Being able to rethink what an institution is and does was key to DS+R winning one of the most important UK competitions of recent years — the £288 million Centre for Music at the Barbican in London, which will provide Sir Simon Rattle’s London Symphony Orchestra with a world-class venue for the first time. A twisting pyramid of performance spaces and offices, destined for the difficult site occupied by the Museum of London, DS+R’s design is intended to be endlessly adaptable in a similar way to the Shed, able to accommodate future media that may not yet have been conceived of, while simultaneously attracting new audiences, educating children and providing a landmark at the north end of the City’s proposed “Culture Mile”.

However, the project has suffered a series of delays. “So many things depend on other things happening,” Diller says. “We’re still working on a fundraising and a business plan that makes sense for everyone — there has to be some self-sufficiency — and the Museum of London, who are moving out [to Smithfield] obviously have their own scheduling issues.

“But it’s a super-interesting site, and we’re confident we can break down the walls and conventions of what can be an elitist form of art.
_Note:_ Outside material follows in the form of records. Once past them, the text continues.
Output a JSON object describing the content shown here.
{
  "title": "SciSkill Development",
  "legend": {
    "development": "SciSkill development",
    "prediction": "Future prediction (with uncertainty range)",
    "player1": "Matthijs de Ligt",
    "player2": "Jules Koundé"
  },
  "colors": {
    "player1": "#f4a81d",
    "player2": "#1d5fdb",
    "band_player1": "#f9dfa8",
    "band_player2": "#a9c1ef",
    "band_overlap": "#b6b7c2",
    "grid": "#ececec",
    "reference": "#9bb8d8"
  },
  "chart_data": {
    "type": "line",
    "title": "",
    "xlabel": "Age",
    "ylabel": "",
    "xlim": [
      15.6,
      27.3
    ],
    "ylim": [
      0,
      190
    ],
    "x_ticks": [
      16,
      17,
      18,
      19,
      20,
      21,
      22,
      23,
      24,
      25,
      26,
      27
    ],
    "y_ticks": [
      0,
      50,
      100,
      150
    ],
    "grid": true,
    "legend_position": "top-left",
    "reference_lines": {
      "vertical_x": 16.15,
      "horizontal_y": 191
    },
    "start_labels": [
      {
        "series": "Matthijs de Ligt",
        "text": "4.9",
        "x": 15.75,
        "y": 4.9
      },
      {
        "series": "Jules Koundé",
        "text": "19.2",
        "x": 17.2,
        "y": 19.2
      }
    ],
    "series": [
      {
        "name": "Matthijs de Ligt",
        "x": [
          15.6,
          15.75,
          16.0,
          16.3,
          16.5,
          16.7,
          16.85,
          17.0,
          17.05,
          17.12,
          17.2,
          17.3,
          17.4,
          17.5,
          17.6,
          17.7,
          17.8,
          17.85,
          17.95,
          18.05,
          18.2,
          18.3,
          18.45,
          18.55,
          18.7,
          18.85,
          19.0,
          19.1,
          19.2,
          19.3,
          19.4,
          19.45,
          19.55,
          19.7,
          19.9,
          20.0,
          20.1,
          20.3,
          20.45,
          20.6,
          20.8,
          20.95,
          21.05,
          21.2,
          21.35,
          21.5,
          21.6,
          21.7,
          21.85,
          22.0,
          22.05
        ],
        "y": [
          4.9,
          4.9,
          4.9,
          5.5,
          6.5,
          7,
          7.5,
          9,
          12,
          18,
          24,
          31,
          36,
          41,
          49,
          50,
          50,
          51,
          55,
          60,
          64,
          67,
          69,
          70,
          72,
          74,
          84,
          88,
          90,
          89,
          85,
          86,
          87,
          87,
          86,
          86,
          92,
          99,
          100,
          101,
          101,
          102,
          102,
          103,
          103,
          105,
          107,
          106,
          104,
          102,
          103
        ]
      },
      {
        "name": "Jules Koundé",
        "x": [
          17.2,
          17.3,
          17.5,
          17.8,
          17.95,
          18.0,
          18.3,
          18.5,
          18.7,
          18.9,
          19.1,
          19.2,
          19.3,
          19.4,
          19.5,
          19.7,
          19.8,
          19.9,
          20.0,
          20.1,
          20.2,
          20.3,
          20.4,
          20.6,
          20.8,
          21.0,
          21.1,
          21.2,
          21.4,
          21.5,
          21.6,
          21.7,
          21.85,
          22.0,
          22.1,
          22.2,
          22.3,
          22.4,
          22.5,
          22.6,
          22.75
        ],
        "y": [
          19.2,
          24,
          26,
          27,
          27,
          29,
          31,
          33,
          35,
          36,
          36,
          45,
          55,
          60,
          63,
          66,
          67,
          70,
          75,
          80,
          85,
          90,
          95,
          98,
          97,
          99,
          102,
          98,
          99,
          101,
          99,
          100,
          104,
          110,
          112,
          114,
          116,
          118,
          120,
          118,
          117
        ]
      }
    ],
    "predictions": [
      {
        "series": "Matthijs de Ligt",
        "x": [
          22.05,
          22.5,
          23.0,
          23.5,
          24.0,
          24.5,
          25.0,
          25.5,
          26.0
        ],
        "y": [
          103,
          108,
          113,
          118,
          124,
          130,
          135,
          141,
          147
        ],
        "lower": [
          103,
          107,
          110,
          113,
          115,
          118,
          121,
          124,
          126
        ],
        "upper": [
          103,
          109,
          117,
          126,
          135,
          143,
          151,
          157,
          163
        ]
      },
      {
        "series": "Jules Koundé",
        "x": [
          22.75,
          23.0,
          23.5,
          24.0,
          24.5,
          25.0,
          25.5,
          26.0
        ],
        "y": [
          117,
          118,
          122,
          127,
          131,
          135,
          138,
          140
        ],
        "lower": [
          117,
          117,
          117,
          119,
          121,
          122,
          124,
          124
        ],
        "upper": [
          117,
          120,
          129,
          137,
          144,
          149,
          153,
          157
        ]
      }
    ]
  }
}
Classical music is here to stay, but there will be all kinds of new work in media we can’t yet imagine, and we have to make it flexible.”

Listening to the orchestra’s ideas was “some of the most interesting work” she’s done. “It’ll be a special hall, and acoustically perfect, but it’ll also allow audiences to interact more and flow around the space.” Rattle’s key thing, she says, was allowing kids to be involved and watch rehearsals “without being a nuisance”, so they have created pods around the main hall for educational use. “Solving these sorts of problems is how we move architecture forward.”

So, having become the go-to architectural practice for big cultural projects, is that where the future of DS+R, now “120 kids strong — a sort of bloody, gritty, but fun battlefield”, lies? Diller laughs. She’d rather be working on schemes like the High Line — small-scale, at least initially, where she can create something from nothing. “I like jumping out of airplanes before checking the parachute. My new bug is jumping into things and trying to convince people to do stuff. It’s kind of crazy, but when it works, it feels more rewarding. We just follow our instincts and curiosity, and somehow we find our way.”

Perhaps as Lisa, always the most high-minded member of the banana-coloured family from Springfield, says: “Trust in yourself and you can achieve anything.” It seems to be working out for Diller, and if the new Centre for Music lives up to the aspirations, well, you wouldn’t bet against it too making an appearance on The Simpsons sometime soon.